Vous voyez, c’est très important, le signifiant fait partie, et fait seulement partie, selon Foucault, des directions que le langage propose. Donc, lorsque certains linguistes définiront le langage par le signifiant, ils ne feront que définir le langage par une de ses directions, au lieu d’atteindre à la dimension dans laquelle le langage se donne.
-  Donc je peux dire : la désignation, la signification, le signifiant, sont uniquement des directions que le langage propose et non pas la dimension dans laquelle il se manifeste sous la forme d’un « il y a », ou sous la forme d’un être-langage.

Alors, qu’est-ce que c’est cette dimension ? Par-là, à nouveau, vous voyez qu’il multiplie ses ruptures avec la linguistique.
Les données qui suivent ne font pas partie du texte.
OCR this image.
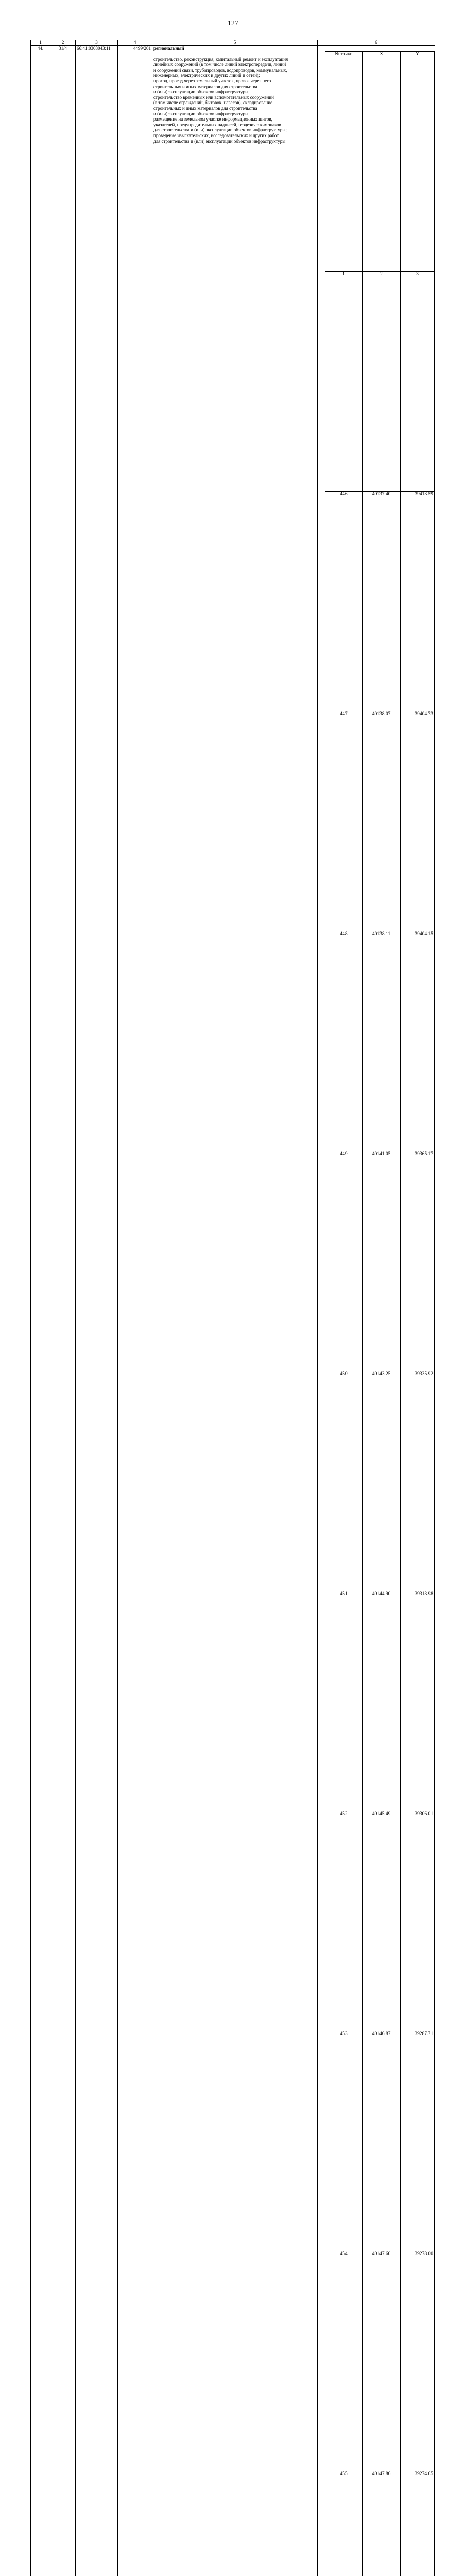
127
1	2	3	4	5	6
44.	31/4	66:41:0303043:11	4499/201	региональный
строительство, реконструкция, капитальный ремонт и эксплуатация
линейных сооружений (в том числе линий электропередачи, линий
и сооружений связи, трубопроводов, водопроводов, коммунальных,
инженерных, электрических и других линий и сетей);
проход, проезд через земельный участок, провоз через него
строительных и иных материалов для строительства
и (или) эксплуатации объектов инфраструктуры;
строительство временных или вспомогательных сооружений
(в том числе ограждений, бытовок, навесов), складирование
строительных и иных материалов для строительства
и (или) эксплуатации объектов инфраструктуры;
размещение на земельном участке информационных щитов,
указателей, предупредительных надписей, геодезических знаков
для строительства и (или) эксплуатации объектов инфраструктуры;
проведение изыскательских, исследовательских и других работ
для строительства и (или) эксплуатации объектов инфраструктуры

№ точки	X	Y
1	2	3
446	40137.40	39413.59
447	40138.07	39404.73
448	40138.11	39404.15
449	40141.05	39365.17
450	40143.25	39335.92
451	40144.90	39313.98
452	40145.49	39306.01
453	40146.87	39287.71
454	40147.60	39278.00
455	40147.86	39274.65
Il peut dire en gros, de toute la linguistique, qu’elle n’a tenu compte que des directions et pas la dimension. Alors, bon, qu’est-ce que c’est la dimension, dans laquelle le langage se donne, sous la forme et en tant que « il y a », un « il y a » ? Là je résume, à vous de voir les textes. Je crois qu’il veut dire ceci : c’est que, à la limite, il emploiera, dans "Les mots et les choses", l’expression « un rassemblement du langage ». C’est rare, il faut marquer le mot, il est sûrement important, parce que Foucault est un auteur qui a longtemps parié sur le contraire du rassemblement. C’est un auteur qui ne cesse d’expliquer que les choses n’existent qu’à l’état dispersé, disséminé. S’il emploie le mot « rassemblement », dans ce texte, dans ces textes "Des mots et les choses", c’est donc qu’il a une raison importante. Un rassemblement du langage, l’être-langage c’est un rassemblement du langage. Ça veut dire quoi ? Et bien, contrairement à ce qui se passe chez Husserl ou chez Merleau-Ponty, l’être-langage ou l’être du langage est encore historique, c’est-à-dire, l’être-langage est toujours un mode d’être, une façon de rassembler le langage, et une façon de rassembler langage propre à une époque, c’est-à-dire propre à une formation historique. Tout se passe comme si chaque formation historique avait sa manière de rassembler le langage en un « il y a le langage ». C’est intéressant, parce que ça ouvre un nouveau domaine d’études comparatives. On pourra distinguer les grandes formations historiques, entre autres, pas seulement, mais, entre autres, par leur manière de rassembler le langage. Le langage, le "il y a langage", le "il y a du langage" ne sera jamais séparable de tel ou tel mode qu’il prend sur telle formation historique.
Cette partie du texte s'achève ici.